Tanah adat Dati Tatarasari (Batubuaya-Sayobang) telah dimenangkan oleh pihak Tentua dalam tiga putusan pengadilan:
– PN Ambon No. 329/1979/Perd.G/PN.AB
– PT Maluku No. 44/1982/Perd./PT.Mal
– MA No. 1905 K/Sip/1983
Namun, secara mengejutkan, pada tahun 1985, Abdurahim Assel justru berhasil memenangkan klaim atas tanah yang sama melalui Putusan PN Ambon No. 167/Perd.G/1985/PN.AB, yang kemudian dikuatkan banding. Baru pada 1997, terungkap bahwa kemenangan itu dibangun di atas kebohongan-dokumen silsilah dan surat keterangan yang digunakan Assel dinyatakan palsu oleh PN Ambon lewat Putusan Pidana No. 03/Pid.B/1997/PN.AB.
“Putusan pidana ini adalah batu penjuru. Fakta hukumnya jelas: kemenangan mereka hasil manipulasi. Maka semua tindakan lanjutan atas dasar itu-termasuk penyerahan tanah ke pemerintah-adalah cacat hukum,” tegas Laritmas.
Puncak ketegangan terjadi pada tahun 2023, saat Muhamad Saleh Assel menyerahkan tanah adat tersebut kepada Pemerintah Negeri Hative Kecil tanpa sepengetahuan atau persetujuan dari pihak keluarga Tentua.
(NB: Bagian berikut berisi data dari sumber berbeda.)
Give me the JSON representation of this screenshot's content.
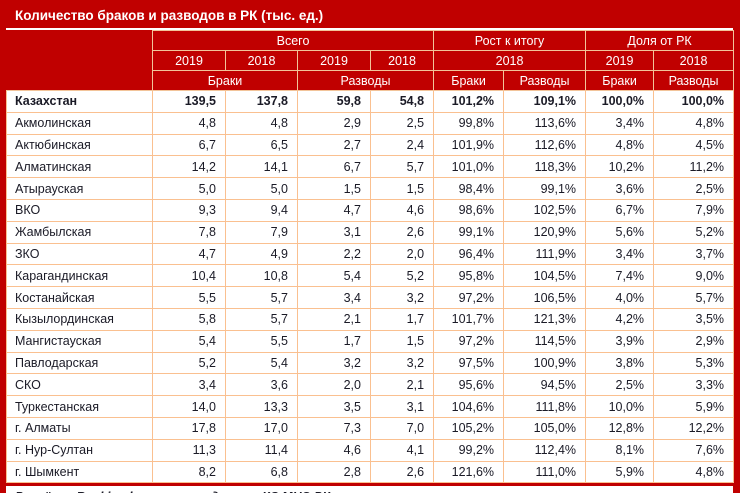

Sementara itu, Johannis Matheis Tentua tak bisa menyembunyikan kekecewaannya. Bagi dia, ini bukan hanya persoalan legalitas, tetapi soal martabat keluarga yang diinjak-injak.
“Kami diusir dari tanah leluhur kami sendiri. Kami dianggap tak punya hak, padahal hukum dan sejarah berpihak kepada kami. Ini bukan sekadar perampasan, ini penghinaan,” ungkap Tentua.
Dirinya menggambarkan betapa keluarganya telah bertahun-tahun menanggung malu, cibiran, dan stigma sebagai pembohong di tengah masyarakat-hanya karena ingin mempertahankan warisan suci yang ditinggalkan leluhur mereka.
Dalam gugatan itu, Pemerintah Negeri Hative Kecil turut diseret karena dianggap lalai dan menutup mata atas sejarah panjang konflik serta putusan hukum yang seharusnya jadi rujukan.
“Mereka menerima tanah dari pihak yang sudah terbukti pakai dokumen palsu. Ini bentuk pembiaran, atau bahkan kolusi. Pemerintah tak boleh jadi bagian dari pelanggaran hukum adat,” kata Laritmas tajam.
Sidang perdana kasus ini digelar hari ini, Senin, 29 April 2025 di PN Ambon. Publik Negeri Hative Kecil dan pegiat hak adat di Maluku mulai menyoroti kasus ini sebagai preseden penting bagi masa depan perlindungan hak-hak adat di wilayah kepulauan.
“Kalau tanah adat bisa direbut pakai dokumen palsu dan pemerintah diam saja, lalu apa artinya marwah adat di tanah Maluku ini?”tutup Larimtas.(JM.ES).